Day 77 – Loose
ends…………..
As the Christmas season
winds down and the New Year approaches I find myself waking up with a sense of
not having accomplished the goals I set for myself. I have a “discombobulated” kind of awareness
that there are a thousand loose ends I did not get to. In order to survive
emotionally, I’ve moved on and I’ve taken grief and loss over recent national
events and tucked them away. I turn off the news, tried to regroup and carve
out what happiness I can from this season.

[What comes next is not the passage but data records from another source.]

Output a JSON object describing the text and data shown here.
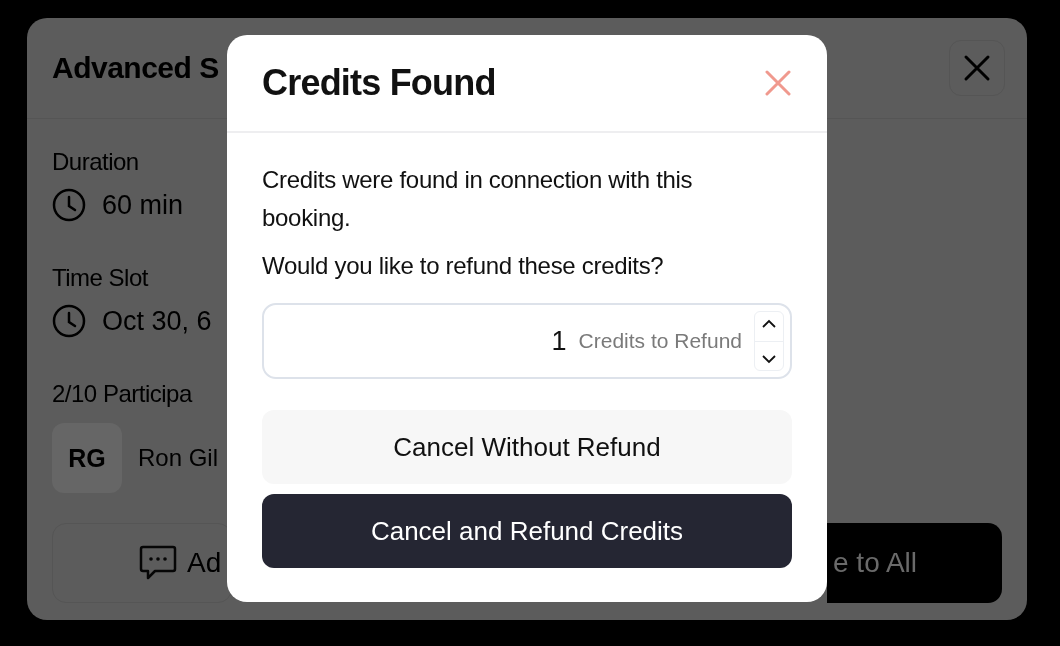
{
  "background_panel": {
    "title": "Advanced S",
    "sections": [
      {
        "label": "Duration",
        "value": "60 min"
      },
      {
        "label": "Time Slot",
        "value": "Oct 30, 6"
      }
    ],
    "participants_heading": "2/10 Participa",
    "participants": [
      {
        "initials": "RG",
        "name": "Ron Gil"
      }
    ],
    "buttons": [
      {
        "label": "Ad",
        "kind": "outline"
      },
      {
        "label": "e to All",
        "kind": "filled"
      }
    ]
  },
  "modal": {
    "title": "Credits Found",
    "message": "Credits were found in connection with this booking.",
    "question": "Would you like to refund these credits?",
    "refund_field": {
      "value": "1",
      "label": "Credits to Refund"
    },
    "buttons": [
      {
        "label": "Cancel Without Refund",
        "kind": "secondary"
      },
      {
        "label": "Cancel and Refund Credits",
        "kind": "primary"
      }
    ]
  }
}
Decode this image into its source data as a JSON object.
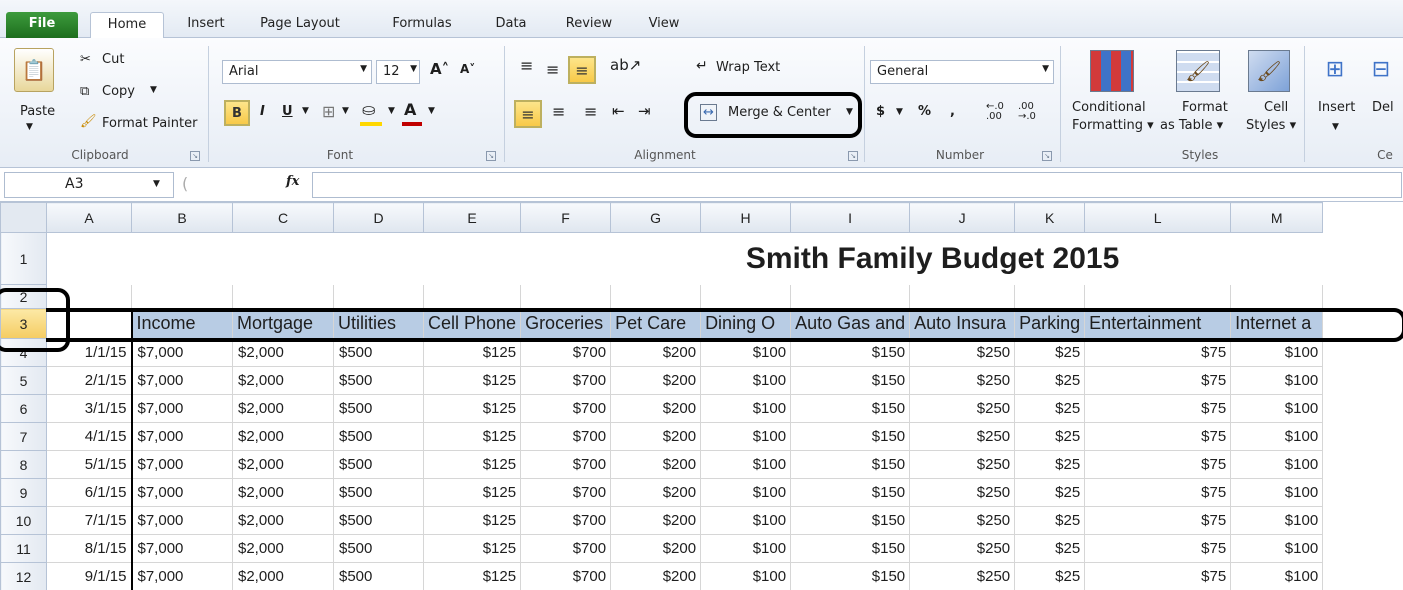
{
  "ribbon_tabs": [
    "File",
    "Home",
    "Insert",
    "Page Layout",
    "Formulas",
    "Data",
    "Review",
    "View"
  ],
  "clipboard": {
    "paste": "Paste",
    "cut": "Cut",
    "copy": "Copy",
    "format_painter": "Format Painter",
    "group": "Clipboard"
  },
  "font": {
    "name": "Arial",
    "size": "12",
    "bold": "B",
    "italic": "I",
    "underline": "U",
    "group": "Font",
    "font_color": "#c00000",
    "fill_color": "#ffd700"
  },
  "alignment": {
    "wrap_text": "Wrap Text",
    "merge_center": "Merge & Center",
    "group": "Alignment"
  },
  "number": {
    "format": "General",
    "currency": "$",
    "percent": "%",
    "comma": ",",
    "inc_decimal": "←.0 .00",
    "dec_decimal": ".00 →.0",
    "group": "Number"
  },
  "styles": {
    "conditional": "Conditional",
    "conditional2": "Formatting",
    "format_table": "Format",
    "format_table2": "as Table",
    "cell_styles": "Cell",
    "cell_styles2": "Styles",
    "group": "Styles"
  },
  "cells": {
    "insert": "Insert",
    "delete": "Del",
    "group": "Ce"
  },
  "formula_bar": {
    "name_box": "A3",
    "fx": "fx"
  },
  "columns": [
    "A",
    "B",
    "C",
    "D",
    "E",
    "F",
    "G",
    "H",
    "I",
    "J",
    "K",
    "L",
    "M"
  ],
  "title": "Smith Family Budget 2015",
  "header_row": [
    "",
    "Income",
    "Mortgage",
    "Utilities",
    "Cell Phone",
    "Groceries",
    "Pet Care",
    "Dining O",
    "Auto Gas and",
    "Auto Insura",
    "Parking",
    "Entertainment",
    "Internet a"
  ],
  "rows": [
    {
      "num": "1"
    },
    {
      "num": "2"
    },
    {
      "num": "3"
    },
    {
      "num": "4",
      "date": "1/1/15",
      "cells": [
        "$7,000",
        "$2,000",
        "$500",
        "$125",
        "$700",
        "$200",
        "$100",
        "$150",
        "$250",
        "$25",
        "$75",
        "$100"
      ]
    },
    {
      "num": "5",
      "date": "2/1/15",
      "cells": [
        "$7,000",
        "$2,000",
        "$500",
        "$125",
        "$700",
        "$200",
        "$100",
        "$150",
        "$250",
        "$25",
        "$75",
        "$100"
      ]
    },
    {
      "num": "6",
      "date": "3/1/15",
      "cells": [
        "$7,000",
        "$2,000",
        "$500",
        "$125",
        "$700",
        "$200",
        "$100",
        "$150",
        "$250",
        "$25",
        "$75",
        "$100"
      ]
    },
    {
      "num": "7",
      "date": "4/1/15",
      "cells": [
        "$7,000",
        "$2,000",
        "$500",
        "$125",
        "$700",
        "$200",
        "$100",
        "$150",
        "$250",
        "$25",
        "$75",
        "$100"
      ]
    },
    {
      "num": "8",
      "date": "5/1/15",
      "cells": [
        "$7,000",
        "$2,000",
        "$500",
        "$125",
        "$700",
        "$200",
        "$100",
        "$150",
        "$250",
        "$25",
        "$75",
        "$100"
      ]
    },
    {
      "num": "9",
      "date": "6/1/15",
      "cells": [
        "$7,000",
        "$2,000",
        "$500",
        "$125",
        "$700",
        "$200",
        "$100",
        "$150",
        "$250",
        "$25",
        "$75",
        "$100"
      ]
    },
    {
      "num": "10",
      "date": "7/1/15",
      "cells": [
        "$7,000",
        "$2,000",
        "$500",
        "$125",
        "$700",
        "$200",
        "$100",
        "$150",
        "$250",
        "$25",
        "$75",
        "$100"
      ]
    },
    {
      "num": "11",
      "date": "8/1/15",
      "cells": [
        "$7,000",
        "$2,000",
        "$500",
        "$125",
        "$700",
        "$200",
        "$100",
        "$150",
        "$250",
        "$25",
        "$75",
        "$100"
      ]
    },
    {
      "num": "12",
      "date": "9/1/15",
      "cells": [
        "$7,000",
        "$2,000",
        "$500",
        "$125",
        "$700",
        "$200",
        "$100",
        "$150",
        "$250",
        "$25",
        "$75",
        "$100"
      ]
    }
  ]
}
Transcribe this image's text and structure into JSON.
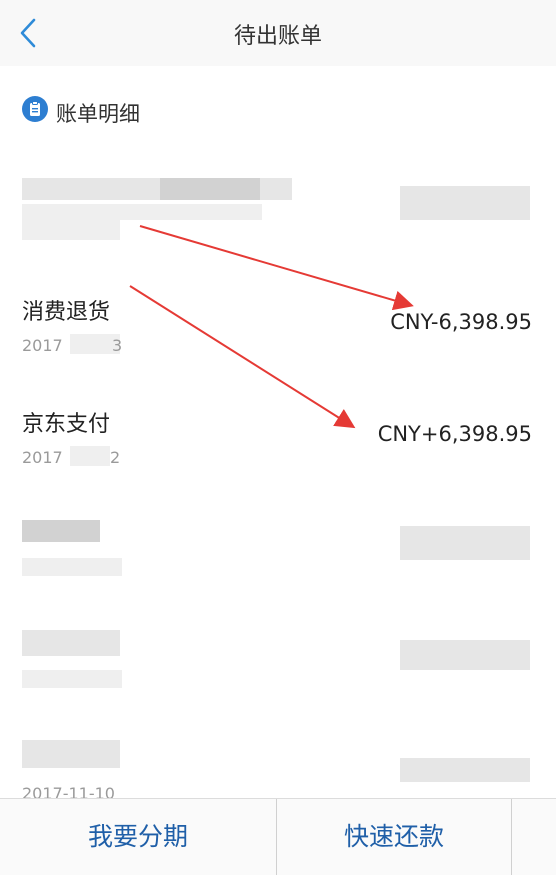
{
  "header": {
    "title": "待出账单"
  },
  "section": {
    "title": "账单明细"
  },
  "transactions": [
    {
      "title": "",
      "date": "",
      "amount": ""
    },
    {
      "title": "消费退货",
      "date": "2017",
      "date_tail": "3",
      "amount": "CNY-6,398.95"
    },
    {
      "title": "京东支付",
      "date": "2017",
      "date_tail": "2",
      "amount": "CNY+6,398.95"
    },
    {
      "title": "",
      "date": "",
      "amount": ""
    },
    {
      "title": "",
      "date": "",
      "amount": ""
    },
    {
      "title": "",
      "date": "2017-11-10",
      "amount": ""
    }
  ],
  "actions": {
    "installment": "我要分期",
    "quick_repay": "快速还款"
  },
  "colors": {
    "accent": "#1f5fa8",
    "annotation": "#e53a35"
  },
  "icons": {
    "back": "chevron-left-icon",
    "section": "clipboard-icon"
  }
}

Yesterday, at work we had our annual Christmas party. Lots of
food, tables of it. It was fun to be with people I’ve gotten to know over the
course of several years. We’ve weathered the ups, downs, and challenges of
working in a large inpatient treatment facility. We exchanged small gifts, got
our staff Christmas card, and ate platefuls of food. I skipped the cookies and
fudge and had fruit, cheese, meat, and a tiny sliver of delicious cheesecake.
A client talent show rounded out the day. It was kind of a
strange little moment, being in the cafeteria, exit blocked by 100 plus
clients, watching them perform their show. Fleetingly I realized I had no way
out and breathed a sigh of relief that I don’t suffer from claustrophobia. Afterwards,
I rushed to tackle month end reports, which incidentally I didn’t get done and
will have to drive in Christmas Eve day to finish, (a day which I had scheduled
as a holiday a month ago).
Home again; I see a thousand projects here and there waiting
for the moments when I have time and energy to finish them. Photos to put in albums;
drawers to organize; bills to sort; clothes to fold; letters to write; pets to
bathe; and on and on it goes. Working long days (with the 2.5 hour daily
commute thrown in) I’ve fallen into the routine of doing only what’s strictly
necessary around the house. My hobbies; music, sewing, painting, writing, I
think wistfully about and have the “someday” myth that comforts me as I rush,
rush, rush about. I know I’m not alone in this struggle to be the mom, the
cook, the housekeeper, worker, and head of household person.
At age 62, retirement right now is not an option, I’ve done
the math, and unless that cardboard box condominium comes via UPS, I simply
can’t live on Social Security. My home alone costs more than the monthly
stipend. Yikers!
And so, on I go. But God is good, and I am still strong and
healthy. I realize that could change, but for now that’s where I’m at. I want
to take inventory and be thankful for what I have; not the have nots; nor the
not quite good enough:
Healthy,
Strong, I can: see, hear, walk, hike, swim, ride bikes, think, type, create,
read, sing, talk, lecture, counsel. I have: Bible, relationship with God,
faith, family, friends, job, skills for
job, office with a window and heater, in a Union, home church, house, heat,
lights, water, bed, blankets, refrigerator, stove, TV, computer, food, car,
pets, safety, clothes, dishes, towels,
washer and dryer, hot water, view from home, knowledge of how to get help if I
lose job; peace, healthy self-esteem, confidence, courage, drive, intelligence,
motivation, leadership skills.
I
will accept, I’m not perfect. I will be thankful for what I have and try with
God’s help to do better today. I will accept a “C” in life, and not feel I have
to be “A+” to be ‘good enough’.
Self-introspection aside, I continue to find bits
and pieces of Christmas tucked away here and there; carols on the radio, getting
snowed in, a call from a friend, a well-wishing card, a plate of cookies, a bag
of coffee beans, the beauty of lighted houses and trees, delight on a grandchild’s
face as they get something fun and new, the glow of our church candlelight
service, the inner thankfulness that Jesus did come and will help me now as I
place my hand, and undone tasks in His and trust He can help me sort things
out.
This am, I will go to my Weight Watchers meeting and check on
the damage done after a week of free goodies everywhere. I will recoup, and
begin again. I will sort out the tasks I need to do and try to get them done,
as best I can. No, nothing will be done the way I wish I could get it done but
I will accept the fact I won’t have the spotless house in this lifetime and not
beat myself up about it. With God’s help
I will try to accept the things I cannot change, change the things I can and
have the wisdom to know the difference.
For those of you reading this, Merry Christmas. My prayers go out to each of you as you take your own journey to
Bethlehem. May the God of all comfort fill you with joy and peace in believing.